Le misure previste dalla legge di Bilancio non sono regali, ma un passo concreto verso una politica che riconosce la centralità del lavoro dipendente e premia la produttività, non l’assistenzialismo. È una linea di continuità con Mario Draghi, ma anche un segnale politico forte per l’idea che i salari possono aumentare con la maggiore produttività nelle nostre produzioni, oltre che attraverso la buona economia. Il commento di Raffaele Bonanni
Il governo Meloni sta per varare un bilancio che, per una volta, parla davvero di lavoro pur nelle ristrettezze della finanza pubblica. E lo fa in un Paese dove per anni si è preferito discutere di salari come si discute del tempo: con indignazione di facciata e senza mai affrontare le nuvole vere. L’Italia dei redditi stagnanti è figlia di una lunga stagione politica che ha usato la parola “salario” come un’arma elettorale, non come una politica pubblica. Oggi quella retorica mostra le sue crepe.
Il centrosinistra, che pure ha governato per decenni, si è limitato a denunciare il divario tra i salari italiani e quelli europei, evitando di ammettere che le sue stesse scelte ne sono una delle cause. Nessuna riforma strutturale, nessuna spinta alla produttività o alla partecipazione. Solo la scorciatoia del salario minimo per decreto, una soluzione evocativa quanto sterile, che ha finito per indebolire la contrattazione e congelare ogni tentativo di meritocrazia salariale.
Parte del sindacato, ormai avvinto alla sinistra populista, ha smesso di essere una forza riformatrice per trasformarsi in una cassa di risonanza delle piazze. È così che la parola “salario” è diventata un totem ideologico, svuotato di sostanza e impermeabile alla realtà. Ma la realtà, quando bussa, non chiede permesso.
Con l’attuale bilancio, il governo sceglie di agire dove altri hanno solo parlato: alleggerire il peso fiscale sui lavoratori dipendenti, i veri contribuenti netti della Repubblica. Dopo anni in cui elusione ed evasione hanno prosperato indisturbate, e le partite Iva hanno beneficiato di trattamenti di favore, arriva un segnale di riequilibrio. Si riduce la tassazione sui premi di produttività – dall’attuale 5% all’1% – con un tetto che sale a 5.000 euro annui. Per i redditi fino a 28 mila euro, gli aumenti contrattuali godranno di un’imposta ridotta al 5%; chi guadagna fino a 40 mila euro riceverà comunque benefici. A ciò si aggiungono nuove detrazioni Irpef fino a 2.000 euro e una riduzione stabile di aliquote e contributi.
Non sono regali, ma un passo concreto verso una politica che riconosce la centralità del lavoro dipendente e premia la produttività, non l’assistenzialismo.
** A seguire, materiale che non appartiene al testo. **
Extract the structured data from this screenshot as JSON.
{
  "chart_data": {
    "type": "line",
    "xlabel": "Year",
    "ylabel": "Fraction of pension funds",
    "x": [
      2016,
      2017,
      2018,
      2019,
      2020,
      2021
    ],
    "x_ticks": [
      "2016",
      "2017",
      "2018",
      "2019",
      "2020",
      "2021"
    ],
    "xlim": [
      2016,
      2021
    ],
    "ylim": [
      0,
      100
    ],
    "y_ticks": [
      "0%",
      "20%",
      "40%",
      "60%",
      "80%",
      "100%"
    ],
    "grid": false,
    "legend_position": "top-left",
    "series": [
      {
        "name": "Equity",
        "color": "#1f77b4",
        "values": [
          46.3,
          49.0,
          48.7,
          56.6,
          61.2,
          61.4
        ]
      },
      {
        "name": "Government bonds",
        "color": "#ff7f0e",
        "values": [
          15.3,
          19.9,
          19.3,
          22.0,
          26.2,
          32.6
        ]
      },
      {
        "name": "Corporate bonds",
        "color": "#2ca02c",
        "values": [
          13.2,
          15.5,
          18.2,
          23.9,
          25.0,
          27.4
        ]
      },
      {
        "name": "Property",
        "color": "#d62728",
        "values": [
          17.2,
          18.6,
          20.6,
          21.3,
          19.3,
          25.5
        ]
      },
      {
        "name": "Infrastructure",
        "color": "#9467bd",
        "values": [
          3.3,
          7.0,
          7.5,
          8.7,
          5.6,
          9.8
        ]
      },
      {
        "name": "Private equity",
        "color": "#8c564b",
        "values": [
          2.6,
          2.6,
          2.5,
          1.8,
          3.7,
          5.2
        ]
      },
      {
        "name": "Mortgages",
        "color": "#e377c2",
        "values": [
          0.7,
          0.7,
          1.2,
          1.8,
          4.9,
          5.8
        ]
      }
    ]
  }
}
È una linea di continuità con Mario Draghi, ma anche un segnale politico forte per l’idea che i salari possono aumentare con la maggiore produttività nelle nostre produzioni, oltre che attraverso la buona economia. il salario non è un tabù da agitare, ma un ingranaggio da rimettere in moto con gli ingredienti insostituibili del merito con la migliore e maggiore produzione.
Sarà difficile per il centrosinistra e per Landini criticare questi interventi senza apparire prigionieri di un copione ideologico logoro. Opporsi oggi a un alleggerimento per chi lavora equivarrebbe a negare la propria storia. E se la sinistra non ritroverà presto il contatto con l’Italia che produce e fatica, non sarà Meloni a vincere: saranno loro a consegnarle la vittoria per inerzia.
In politica, come nella vita, chi parla solo di giustizia senza praticarla finisce per dare forza a chi agisce. E il tempo, si sa, premia sempre chi lavora davvero.